Investors probably wished they were still in place.

As the headline Shanghai Composite figure would suggest, there was no escaping the carnage with all sectors finishing deep in the red.

The largest declines came from the industrial and telecommunications sectors, which closed down by more than 8%. Financials, down 4.3%, were the relative overachievers.

Like the benchmark index, all other mainland indices finished the session nursing losses of more than 5%.

Small cap indices, in particular, suffered the largest falls with the CSI 500, Shenzhen Composite and tech-heavy ChiNext posting declines of more than 7%.

According to Bloomberg, a spike in short-term money market rates was one factor behind the enormous sell-off. The nation’s overnight repurchase rate spiked by 16 basis points to 2.12%, taking it back to highs not seen since February 6.

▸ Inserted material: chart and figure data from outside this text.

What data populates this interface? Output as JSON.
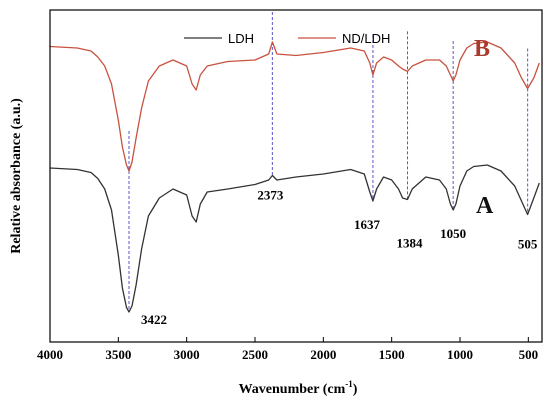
{
  "chart_data": {
    "type": "line",
    "xlabel": "Wavenumber (cm",
    "xlabel_sup": "-1",
    "xlabel_close": ")",
    "ylabel": "Relative absorbance (a.u.)",
    "xlim": [
      4000,
      400
    ],
    "x_reversed": true,
    "xticks": [
      4000,
      3500,
      3000,
      2500,
      2000,
      1500,
      1000,
      500
    ],
    "yticks": [],
    "grid": false,
    "legend": {
      "placement": "top"
    },
    "series": [
      {
        "name": "LDH",
        "label": "A",
        "color": "#333333",
        "label_color": "#111111",
        "x": [
          4000,
          3800,
          3700,
          3650,
          3600,
          3550,
          3500,
          3470,
          3440,
          3422,
          3400,
          3370,
          3330,
          3280,
          3200,
          3100,
          3000,
          2960,
          2930,
          2900,
          2850,
          2700,
          2500,
          2400,
          2373,
          2340,
          2200,
          2000,
          1800,
          1700,
          1660,
          1637,
          1610,
          1560,
          1500,
          1450,
          1420,
          1384,
          1350,
          1250,
          1150,
          1100,
          1070,
          1050,
          1030,
          1000,
          950,
          900,
          800,
          700,
          600,
          550,
          505,
          460,
          420
        ],
        "y": [
          0.54,
          0.535,
          0.525,
          0.505,
          0.47,
          0.4,
          0.25,
          0.14,
          0.075,
          0.06,
          0.08,
          0.15,
          0.27,
          0.38,
          0.44,
          0.47,
          0.45,
          0.38,
          0.36,
          0.42,
          0.46,
          0.47,
          0.485,
          0.5,
          0.515,
          0.5,
          0.51,
          0.52,
          0.535,
          0.52,
          0.46,
          0.43,
          0.47,
          0.51,
          0.5,
          0.47,
          0.44,
          0.435,
          0.47,
          0.51,
          0.5,
          0.47,
          0.42,
          0.4,
          0.42,
          0.48,
          0.53,
          0.545,
          0.55,
          0.53,
          0.48,
          0.43,
          0.385,
          0.44,
          0.49
        ]
      },
      {
        "name": "ND/LDH",
        "label": "B",
        "color": "#c8523e",
        "label_color": "#a93a2e",
        "x": [
          4000,
          3800,
          3700,
          3650,
          3600,
          3550,
          3500,
          3470,
          3440,
          3422,
          3400,
          3370,
          3330,
          3280,
          3200,
          3100,
          3000,
          2960,
          2930,
          2900,
          2850,
          2700,
          2500,
          2400,
          2373,
          2340,
          2200,
          2000,
          1800,
          1700,
          1660,
          1637,
          1610,
          1560,
          1500,
          1450,
          1420,
          1384,
          1350,
          1250,
          1150,
          1100,
          1070,
          1050,
          1030,
          1000,
          950,
          900,
          800,
          700,
          600,
          550,
          505,
          460,
          420
        ],
        "y": [
          0.945,
          0.94,
          0.93,
          0.91,
          0.88,
          0.82,
          0.7,
          0.61,
          0.55,
          0.53,
          0.56,
          0.64,
          0.74,
          0.83,
          0.88,
          0.9,
          0.88,
          0.82,
          0.8,
          0.85,
          0.88,
          0.895,
          0.9,
          0.92,
          0.96,
          0.92,
          0.915,
          0.925,
          0.94,
          0.93,
          0.89,
          0.85,
          0.89,
          0.91,
          0.9,
          0.88,
          0.87,
          0.862,
          0.88,
          0.9,
          0.9,
          0.88,
          0.85,
          0.83,
          0.85,
          0.9,
          0.94,
          0.955,
          0.96,
          0.94,
          0.89,
          0.84,
          0.805,
          0.84,
          0.89
        ]
      }
    ],
    "annotations": [
      {
        "x": 3422,
        "text": "3422"
      },
      {
        "x": 2373,
        "text": "2373"
      },
      {
        "x": 1637,
        "text": "1637"
      },
      {
        "x": 1384,
        "text": "1384"
      },
      {
        "x": 1050,
        "text": "1050"
      },
      {
        "x": 505,
        "text": "505"
      }
    ],
    "guide_color": "#5a57c9"
  }
}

“Some banks were obliged to set aside more funds as reserves at a time when open-market operations are draining cash from the financial system,” said Bloomberg.

Alongside the spike in money market rates, the offshore traded yuan, or USD/CNH, also rose for a fifth day, sparking renewed concern over the potential for further yuan weakness.

As at 6.15pm AEDT, the USD/CNH was trading at 6.5385, up 0.1% for the session.

The renewed volatility coincided with the arrival of central bankers and finance ministers from around the globe before tomorrow’s G20 meeting.